I realized that my utter fascination for the Scottish landscape comes from reading and watching Arthur Conan Doyle’s Sherlock Holmes stories, hundreds of times. Conan Doyle grew up in Edinburgh. The story of the Hound of Baskerville is set in Dartmoor, but when Doyle describes the desolate hills, thick rolling banks of fog, and craggy rocks, I think of Scotland Highlands.

California is five times the size of Scotland. Yet, for such a tiny little place, this trip has been exceptionally challenging to plan. I have been trying for several years now. Any which way you look in Scotland, there are breathtaking mountains and lakes, charming villages, and fantastic food. Everything is must do. Everything is top 10. I first started with reading travel books. Then I hoped that AI would come to rescue. Finally, I had to call up a travel planner, Nordic Visitor, to rescue me. They have taken good care of us, have booked us in adorable B&Bs, kept our city to city travels short, given us time to breathe in-between. We drive a lot more in California on a weekend trip than we would drive on this ten day trip.

Yet, I am anxious. All of Scotland has thunderstorm, rain and wind in common. The mountains are often fog laden. This time of the year is also peak midge season – they swarm. If you aren’t careful, they will suck your blood and leave the sites itchy. Then there are many places that are the exceedingly touristy – I hear of the crowd being described as “gridlock” and “infrastructure failure”. I am a morning person, but I don’t like to head over to the car park first thing in the morning.

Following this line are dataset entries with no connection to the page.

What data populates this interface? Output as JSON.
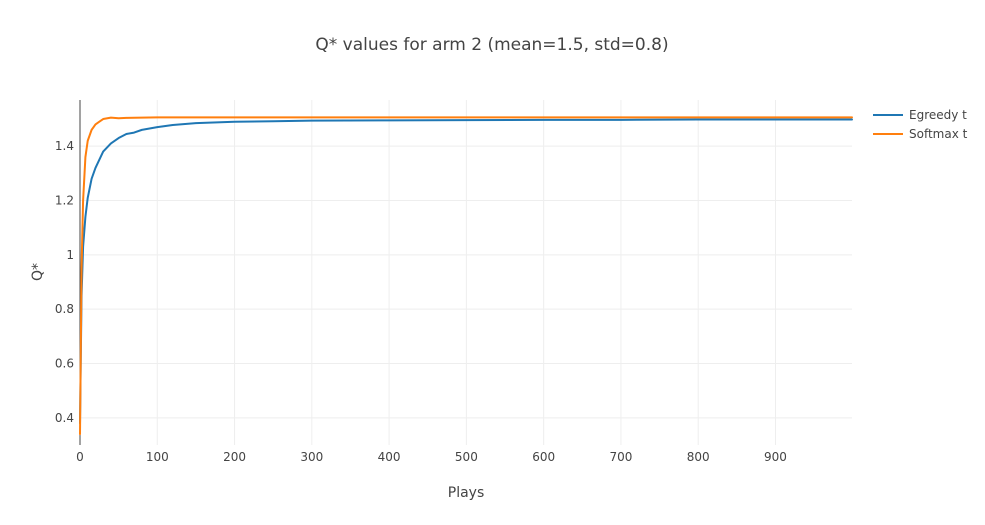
{
  "chart_data": {
    "type": "line",
    "title": "Q* values for arm 2 (mean=1.5, std=0.8)",
    "xlabel": "Plays",
    "ylabel": "Q*",
    "xlim": [
      0,
      999
    ],
    "ylim": [
      0.3,
      1.57
    ],
    "xticks": [
      0,
      100,
      200,
      300,
      400,
      500,
      600,
      700,
      800,
      900
    ],
    "yticks": [
      0.4,
      0.6,
      0.8,
      1.0,
      1.2,
      1.4
    ],
    "ytick_labels": [
      "0.4",
      "0.6",
      "0.8",
      "1",
      "1.2",
      "1.4"
    ],
    "grid": true,
    "legend_position": "top-right",
    "series": [
      {
        "name": "Egreedy t",
        "color": "#1f77b4",
        "x": [
          0,
          2,
          4,
          7,
          10,
          15,
          20,
          30,
          40,
          50,
          60,
          70,
          80,
          90,
          100,
          120,
          150,
          200,
          250,
          300,
          400,
          500,
          600,
          700,
          800,
          900,
          999
        ],
        "y": [
          0.38,
          0.85,
          1.03,
          1.14,
          1.21,
          1.28,
          1.32,
          1.38,
          1.41,
          1.43,
          1.445,
          1.45,
          1.46,
          1.465,
          1.47,
          1.478,
          1.485,
          1.49,
          1.492,
          1.494,
          1.495,
          1.496,
          1.497,
          1.497,
          1.498,
          1.498,
          1.498
        ]
      },
      {
        "name": "Softmax t",
        "color": "#ff7f0e",
        "x": [
          0,
          2,
          4,
          7,
          10,
          15,
          20,
          25,
          30,
          40,
          50,
          60,
          80,
          100,
          150,
          200,
          300,
          400,
          500,
          600,
          700,
          800,
          900,
          999
        ],
        "y": [
          0.34,
          0.95,
          1.2,
          1.36,
          1.42,
          1.46,
          1.48,
          1.49,
          1.5,
          1.505,
          1.503,
          1.504,
          1.505,
          1.506,
          1.506,
          1.506,
          1.506,
          1.506,
          1.506,
          1.506,
          1.506,
          1.506,
          1.506,
          1.506
        ]
      }
    ]
  }
}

I can’t share nature with noisy crowds. On the Antarctic trip, I was surrounded by chirpy humans, chirpier than the penguins. My movements were also circumscribed due to the fragility of the environment. I couldn’t get away to find a moment of quiet, I couldn’t listen to the nature undisturbed by the humans even for a single minute. I had felt extremely annoyed.

So, wish me luck this time and more importantly, wish me grace.